« VA, DONNE TOUT AUX PAUVRES, PUIS VIENS, SUIS-MOI »
Seigneur Jésus, je fais mémoire ce matin de cette première fois où je t’entendis : « Si tu veux être parfait, va, vends tout ce que tu as et donne-le aux pauvres. Puis viens, suis-moi. » J’avais quinze ans. Ton regard de tendresse posé sur moi me bouleversait et, comme ce jeune homme, je me demandai si je serai capable un jour de tout quitter pour te suivre.
Entrant en Fraternité quelques années plus tard, je ne me doutais pas que le chemin ne faisait que commencer, que j’avais fait le plus facile. Bien sûr, j’étais prêt à faire bien des choses pour toi. Avec une infinie patience, tu m’as appris peu à peu qu’il s’agit moins de « faire » que de se « laisser faire ». Lent chemin de décentrement, de sortie de soi, pour simplement ouvrir mes mains de pauvre pour t’accueillir toi et me laisser conduire.

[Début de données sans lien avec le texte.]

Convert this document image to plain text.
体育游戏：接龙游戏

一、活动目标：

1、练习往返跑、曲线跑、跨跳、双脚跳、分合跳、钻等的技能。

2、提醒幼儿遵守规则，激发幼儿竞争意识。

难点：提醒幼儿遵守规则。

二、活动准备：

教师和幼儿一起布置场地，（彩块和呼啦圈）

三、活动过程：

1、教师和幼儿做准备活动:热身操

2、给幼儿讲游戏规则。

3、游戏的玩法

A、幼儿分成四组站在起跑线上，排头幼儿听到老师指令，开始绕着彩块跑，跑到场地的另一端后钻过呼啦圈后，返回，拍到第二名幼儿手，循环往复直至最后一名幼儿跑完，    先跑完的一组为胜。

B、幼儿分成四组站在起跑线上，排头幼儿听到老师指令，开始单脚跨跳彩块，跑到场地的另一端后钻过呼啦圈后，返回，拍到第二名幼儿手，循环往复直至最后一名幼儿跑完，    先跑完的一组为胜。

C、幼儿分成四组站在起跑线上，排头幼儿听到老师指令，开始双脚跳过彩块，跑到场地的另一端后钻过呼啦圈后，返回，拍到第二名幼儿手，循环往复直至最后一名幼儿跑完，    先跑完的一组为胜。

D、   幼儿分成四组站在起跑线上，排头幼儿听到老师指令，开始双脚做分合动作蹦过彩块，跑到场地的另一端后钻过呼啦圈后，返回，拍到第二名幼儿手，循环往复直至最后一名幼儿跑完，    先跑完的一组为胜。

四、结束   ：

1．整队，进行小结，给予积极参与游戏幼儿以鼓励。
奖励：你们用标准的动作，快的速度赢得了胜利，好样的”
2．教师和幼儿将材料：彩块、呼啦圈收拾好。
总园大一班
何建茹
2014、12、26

Quarante ans se sont écoulés depuis le premier appel, et voilà qu’il surgit de nouveau. Mais on n’a pas la même folie évangélique à cinquante ans qu’à quinze ! Les jeunes sont beaucoup plus généreux que les vieux ! Peut-être ont-ils moins à perdre ? C’est toute une vie qu’il me faut quitter désormais, tant d’habitudes et de sécurités.
Cet appel s’adresse bien sûr à chacun et chacune d’entre nous mais aussi au corps que nous formons, l’Église. Il y a tant de choses que nous ne voudrions pas entendre, cherchant à préserver coûte que coûte l’image d’une Église « sainte ». Et voilà que tu nous invites à quitter nos illusions pour ouvrir les yeux sur notre histoire blessée, à oser la vérité afin de retrouver le goût de l’Évangile. Comme est douloureuse cette prise de conscience que nos comportements sont d’abord un scandale pour les petits et les pauvres, parce qu’ils brisent leur confiance et les ferment à l’Évangile.
Il est facile et confortable de critiquer l’attitude des évêques ou du pape. N’est-ce pas là encore du cléricalisme, une manière de se désolidariser du corps qu’est l’Église, comme si nous, nous étions des « purs » face aux « autres » ?
Seigneur Jésus, le plus incroyable, c’est que tu ne renonces pas. Tu ne nous lâches pas. Sans te lasser tu renouvelles ton appel à nous laisser façonner par toi, à nous remettre en chemin. Comment peux-tu mettre une telle foi en nous ?
Seigneur Jésus, ce matin, je veux te demander la fougue de la jeunesse mais aussi la sagesse de celui qui sait qu’il ne peut compter sur ses propres forces et que tu es la seule vraie richesse.